Le mouvement #MeToo continue de secouer le cinéma français. Le parquet de Paris a requis la mise en examen de Benoît Jacquot pour viols et examine les accusations contre Jacques Doillon, marquant une nouvelle étape dans la lutte contre les violences sexuelles.

L’étau judiciaire se resserre dans une enquête-phare du #MeToo français visant deux cinéastes : le parquet de Paris a requis la mise en examen pour viols de Benoît Jacquot et réfléchit aux « suites à donner » aux accusations visant Jacques Doillon.

Les deux hommes, qui réfutent les accusations les visant, étaient en garde à vue depuis lundi à la brigade de protection des mineurs. Après y avoir passé une nouvelle nuit, Benoît Jacquot, 77 ans, est présenté mercredi à un juge d’instruction, qui doit trancher sur sa mise en examen ou non.

Le parquet a indiqué avoir demandé cette mise en examen pour « viol, agression sexuelle et violences, susceptibles d’avoir été commis entre 2013 et 2018 » au préjudice de l’actrice Julia Roy et pour « viol sur mineur par personne ayant autorité, viol par concubin, susceptibles d’avoir été commis entre 1998 et 2000, et en 2007 » au préjudice de l’actrice Isild Le Besco. Le ministère public a aussi requis son placement sous contrôle judiciaire.

L’avocate de Benoît Jacquot, Me Julia Minkowski, n’a pas souhaité commenter à ce stade. Lundi, elle avait déploré des « atteintes incessantes » à la présomption d’innocence de son client.

L’actrice Julia Roy, quarante-deux ans de moins que Benoît Jacquot et qui a joué dans quatre de ses films de 2016 à 2021, a évoqué « un contexte de violences et de contrainte morale qui a duré plusieurs années », dans sa plainte le visant et dénonçant des viols et des agressions sexuelles, selon une source proche du dossier.
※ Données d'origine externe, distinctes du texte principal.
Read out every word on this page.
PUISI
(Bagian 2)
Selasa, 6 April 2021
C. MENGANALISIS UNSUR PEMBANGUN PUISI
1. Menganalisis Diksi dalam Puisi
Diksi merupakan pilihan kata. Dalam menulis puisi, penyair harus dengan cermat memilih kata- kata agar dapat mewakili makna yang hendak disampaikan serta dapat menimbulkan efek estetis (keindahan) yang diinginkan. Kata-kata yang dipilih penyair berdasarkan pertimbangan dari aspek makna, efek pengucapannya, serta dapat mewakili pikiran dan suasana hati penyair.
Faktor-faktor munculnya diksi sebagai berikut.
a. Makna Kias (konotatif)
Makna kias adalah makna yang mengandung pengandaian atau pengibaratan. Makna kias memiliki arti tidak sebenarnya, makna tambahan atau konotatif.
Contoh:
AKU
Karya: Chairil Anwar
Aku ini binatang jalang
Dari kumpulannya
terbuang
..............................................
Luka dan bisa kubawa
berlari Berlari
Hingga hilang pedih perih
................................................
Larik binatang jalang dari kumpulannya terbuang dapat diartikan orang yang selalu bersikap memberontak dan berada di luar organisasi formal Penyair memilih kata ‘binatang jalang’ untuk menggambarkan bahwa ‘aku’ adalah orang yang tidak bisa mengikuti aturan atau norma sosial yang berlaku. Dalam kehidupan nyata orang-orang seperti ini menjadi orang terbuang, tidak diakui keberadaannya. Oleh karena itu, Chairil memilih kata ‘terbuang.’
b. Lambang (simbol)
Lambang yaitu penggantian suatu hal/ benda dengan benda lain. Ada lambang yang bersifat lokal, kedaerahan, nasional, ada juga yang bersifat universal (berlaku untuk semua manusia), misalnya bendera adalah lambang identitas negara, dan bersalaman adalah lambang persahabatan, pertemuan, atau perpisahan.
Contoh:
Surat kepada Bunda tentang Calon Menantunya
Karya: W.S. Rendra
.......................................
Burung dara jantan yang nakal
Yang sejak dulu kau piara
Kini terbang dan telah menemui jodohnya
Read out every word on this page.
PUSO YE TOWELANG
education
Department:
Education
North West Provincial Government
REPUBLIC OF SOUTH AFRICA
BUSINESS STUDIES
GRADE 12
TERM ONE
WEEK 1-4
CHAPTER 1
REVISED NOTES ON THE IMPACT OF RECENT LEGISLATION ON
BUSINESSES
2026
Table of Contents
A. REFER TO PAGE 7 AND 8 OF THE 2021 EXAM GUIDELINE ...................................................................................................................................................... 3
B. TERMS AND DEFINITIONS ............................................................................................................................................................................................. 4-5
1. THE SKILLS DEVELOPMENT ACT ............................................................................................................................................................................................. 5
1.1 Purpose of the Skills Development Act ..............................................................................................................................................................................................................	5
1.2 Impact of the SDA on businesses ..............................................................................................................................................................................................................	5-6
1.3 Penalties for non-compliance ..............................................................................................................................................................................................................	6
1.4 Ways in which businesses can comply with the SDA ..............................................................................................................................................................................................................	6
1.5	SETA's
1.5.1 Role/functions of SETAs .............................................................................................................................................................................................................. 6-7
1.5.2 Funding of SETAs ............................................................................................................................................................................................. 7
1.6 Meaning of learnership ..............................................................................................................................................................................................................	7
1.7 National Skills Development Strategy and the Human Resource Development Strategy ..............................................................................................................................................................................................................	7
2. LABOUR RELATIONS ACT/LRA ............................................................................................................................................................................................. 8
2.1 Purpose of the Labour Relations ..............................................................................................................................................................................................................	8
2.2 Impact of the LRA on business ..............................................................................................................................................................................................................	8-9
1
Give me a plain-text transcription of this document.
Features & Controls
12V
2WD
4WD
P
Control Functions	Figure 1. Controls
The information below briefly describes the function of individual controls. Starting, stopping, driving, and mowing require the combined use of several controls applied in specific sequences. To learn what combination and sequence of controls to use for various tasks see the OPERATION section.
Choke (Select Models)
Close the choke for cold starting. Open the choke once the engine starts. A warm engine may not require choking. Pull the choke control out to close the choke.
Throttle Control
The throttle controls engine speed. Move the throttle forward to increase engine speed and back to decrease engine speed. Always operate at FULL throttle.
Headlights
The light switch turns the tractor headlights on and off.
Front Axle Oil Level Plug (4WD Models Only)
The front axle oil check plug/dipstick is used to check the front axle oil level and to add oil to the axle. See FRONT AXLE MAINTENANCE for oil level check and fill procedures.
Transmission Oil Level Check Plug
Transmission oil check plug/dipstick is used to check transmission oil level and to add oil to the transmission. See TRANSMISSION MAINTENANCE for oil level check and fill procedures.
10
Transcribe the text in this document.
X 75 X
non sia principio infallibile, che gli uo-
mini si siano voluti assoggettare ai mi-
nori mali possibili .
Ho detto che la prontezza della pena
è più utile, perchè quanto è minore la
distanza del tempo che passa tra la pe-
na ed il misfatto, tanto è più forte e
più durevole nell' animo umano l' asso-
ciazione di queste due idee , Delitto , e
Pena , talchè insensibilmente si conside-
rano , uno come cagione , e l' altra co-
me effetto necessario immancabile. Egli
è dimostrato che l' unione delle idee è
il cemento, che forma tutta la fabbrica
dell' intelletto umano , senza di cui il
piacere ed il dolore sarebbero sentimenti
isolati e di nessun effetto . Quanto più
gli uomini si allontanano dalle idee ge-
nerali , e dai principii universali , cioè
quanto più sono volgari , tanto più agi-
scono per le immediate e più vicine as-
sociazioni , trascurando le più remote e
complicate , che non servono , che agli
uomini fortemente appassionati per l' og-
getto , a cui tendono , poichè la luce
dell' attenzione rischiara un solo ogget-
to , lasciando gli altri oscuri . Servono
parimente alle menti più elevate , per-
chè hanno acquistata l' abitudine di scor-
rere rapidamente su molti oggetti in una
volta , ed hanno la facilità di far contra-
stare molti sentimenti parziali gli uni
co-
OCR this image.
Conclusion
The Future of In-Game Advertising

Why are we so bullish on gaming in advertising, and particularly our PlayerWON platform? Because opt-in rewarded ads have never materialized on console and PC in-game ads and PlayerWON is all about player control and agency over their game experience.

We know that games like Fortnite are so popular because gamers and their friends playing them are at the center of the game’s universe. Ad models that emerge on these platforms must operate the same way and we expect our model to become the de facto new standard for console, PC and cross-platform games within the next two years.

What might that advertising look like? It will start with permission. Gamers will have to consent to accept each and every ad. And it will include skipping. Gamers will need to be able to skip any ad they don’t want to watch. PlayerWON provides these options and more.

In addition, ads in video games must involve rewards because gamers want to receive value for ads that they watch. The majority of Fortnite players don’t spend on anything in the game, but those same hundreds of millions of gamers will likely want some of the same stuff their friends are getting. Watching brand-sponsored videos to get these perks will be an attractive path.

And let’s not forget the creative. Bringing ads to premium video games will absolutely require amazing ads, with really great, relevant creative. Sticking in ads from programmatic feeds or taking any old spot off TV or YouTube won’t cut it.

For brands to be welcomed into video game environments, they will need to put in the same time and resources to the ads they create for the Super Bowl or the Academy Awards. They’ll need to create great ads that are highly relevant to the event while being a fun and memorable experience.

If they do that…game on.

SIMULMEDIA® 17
La comédienne Isild Le Besco, aujourd’hui âgée de 41 ans, a tourné six films avec Benoît Jacquot qu’elle a rencontré quand elle avait 16 ans et l’accuse de violences sexuelles, psychologiques et physiques. « Je crois que Benoît n’est pas un homme qui souhaite faire du mal sciemment. Je ne le vois pas étrangler une femme par plaisir en pleine conscience, comme d’autres hommes le font. Benoît, c’est autre chose: il a cette volonté de pouvoir absolu, de contrôle », a-t-elle estimé dans un entretien mercredi au magazine Elle.

L’autre mis en cause, Jacques Doillon, a lui vu sa garde à vue levée mardi soir « pour des raisons médicales », a expliqué le parquet de Paris. Le réalisateur et producteur, 80 ans, a été relâché sans poursuites à ce stade, le ministère public devant encore définir « les modalités des suites à donner » le concernant. Son avocate, Me Marie Dosé, n’a pas souhaité réagir.

« Dans les deux procédures, les plaignantes qui ont dénoncé des faits qui ne figurent pas dans la prévention retenue seront contactées personnellement », a souligné le parquet.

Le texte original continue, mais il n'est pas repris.